The Dollar has done well from the trade war so there could be scope for the developing story on the negotiations to turn the tide in favour of the greenback and against the Euro. However, not everybody sees Wednesday's decision from the Fed as a negative for the greenback and some are tipping the Dollar for a turnaround as a result. Mark McCormick, head of FX strategy at TD Securities, was unconvinced after the announcement that the recent ebbing of Brexit and trade tensions marks a turning point for the global economy. 

"The Fed has effectively noted that the bar to cuts is very high. In being patient, we think markets will struggle to define a timetable for this stance. As such, we think the USD should recalibrate tactically higher as a result even though the post-Fed reaction has been mixed," McCormick wrote in a note to clients. "The EUR — a pro-cyclical currency — is unlikely to find escape velocity to the topside anytime soon with the threat of more ECB cuts amidst inexplicably weak inflation expectations. This should leave the common currency an attractive funder at large. Going forward, we think this should reinforce 1.12 as a key resistance marker for EURUSD."

Above: Pound-to-Dollar rate shown at daily intervals, alngside EUR/USD (orange line, left axis). 

Changes in interest rates are normally only made in response to movements in inflation, which is sensitive to growth, but impact currencies because of the push and pull influence they have over capital flows. Capital flows tend to move in the direction of the most advantageous or improving returns, with a threat of lower rates normally seeing investors driven out of and deterred away from a currency. Rising rates have the opposite effect. 

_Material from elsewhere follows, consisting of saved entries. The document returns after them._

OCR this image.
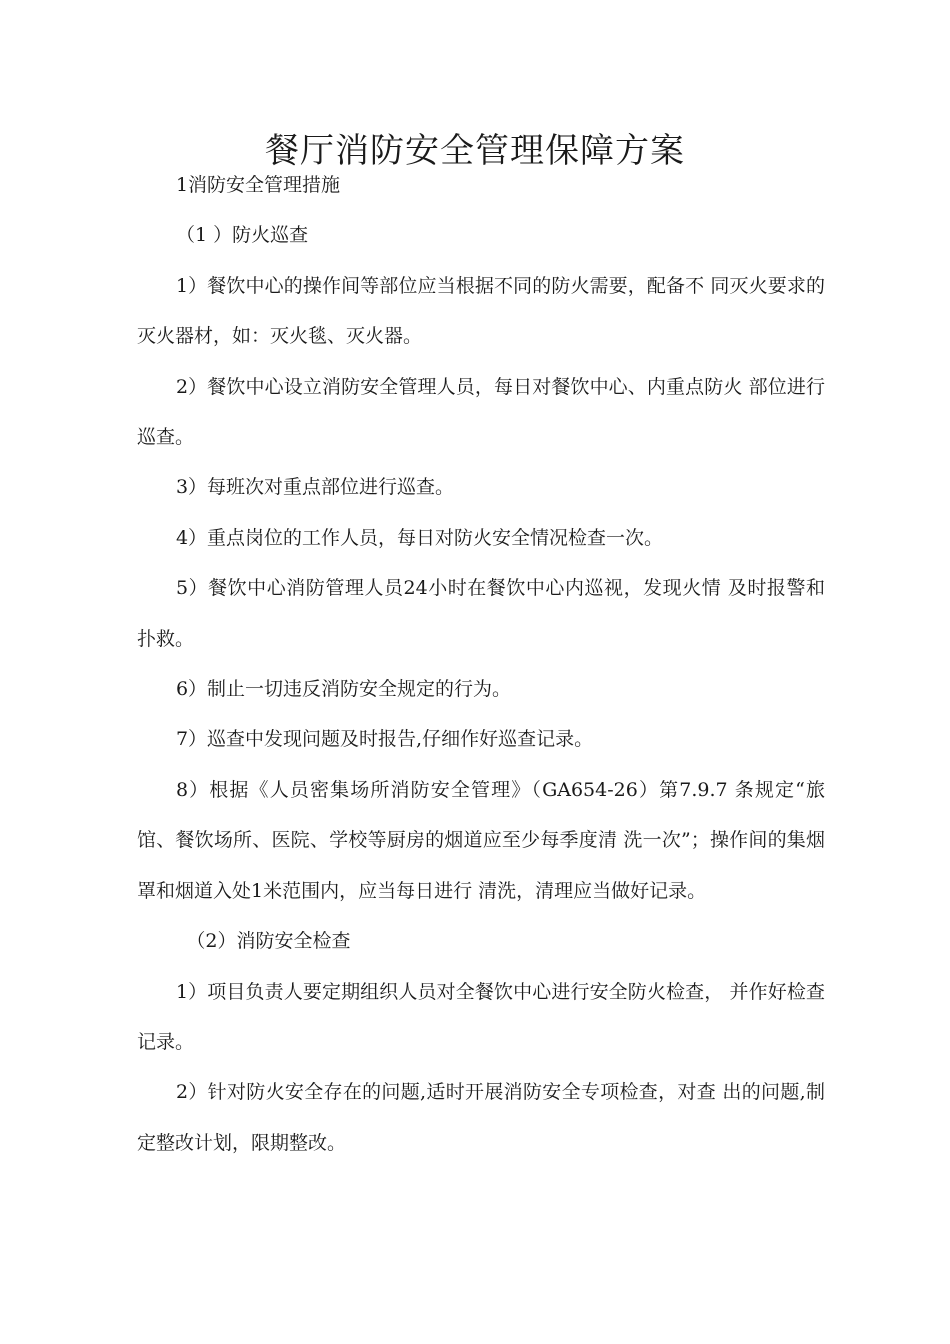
餐厅消防安全管理保障方案

1消防安全管理措施

（1 ）防火巡查

1）餐饮中心的操作间等部位应当根据不同的防火需要，配备不 同灭火要求的灭火器材，如：灭火毯、灭火器。

2）餐饮中心设立消防安全管理人员，每日对餐饮中心、内重点防火 部位进行巡查。

3）每班次对重点部位进行巡查。

4）重点岗位的工作人员，每日对防火安全情况检查一次。

5）餐饮中心消防管理人员24小时在餐饮中心内巡视，发现火情 及时报警和扑救。

6）制止一切违反消防安全规定的行为。

7）巡查中发现问题及时报告,仔细作好巡查记录。

8）根据《人员密集场所消防安全管理》（GA654-26）第7.9.7 条规定“旅馆、餐饮场所、医院、学校等厨房的烟道应至少每季度清 洗一次”；操作间的集烟罩和烟道入处1米范围内，应当每日进行 清洗，清理应当做好记录。

（2）消防安全检查

1）项目负责人要定期组织人员对全餐饮中心进行安全防火检查， 并作好检查记录。

2）针对防火安全存在的问题,适时开展消防安全专项检查，对查 出的问题,制定整改计划，限期整改。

U.S. data emerging from the domestic side of the economy has been resilient in recent months while figures coming out of the export side have deteriorated markedly as the factory sector has been hurt by both a global economic slowdown as well as the strong Dollar. That story was borne out again in third-quarter GDP figures Wednesday, with consumer spending producing faster growth than was expected even as business investment slumped. 

But many doubt the consumer can continue to prop up the economy on its own and the Fed's preferred measure of U.S. inflation has ran persistently below the 2% target this year. Some economists say inflation will rise above that threshold in 2020 but the financial markets were on Thursday, still betting the Fed will slash rates twice more within the next nine months or so. 

"Surprisingly, the dollar weakened overnight in response to the Fed’s hawkish cut. This is likely to be a function of (a) market hopes that the US economy, and in turn global economy, won’t deteriorate from here, as per Fed’s reasoning; (b) re-pricing of dovish outlook for other central banks - as with the Fed signalling being on hold for now, the case for other banks to cut, is limited. This creates room for a short squeeze in the oversold NZD. Yet, if the US / global economy slows further, the reasoning behind the current G10 FX rally and USD decline will fade," says Chris Turner, head of FX strategy at ING. "Our economists expect the US slowdown to intensify, eventually increasing the case for another insurance rate cut."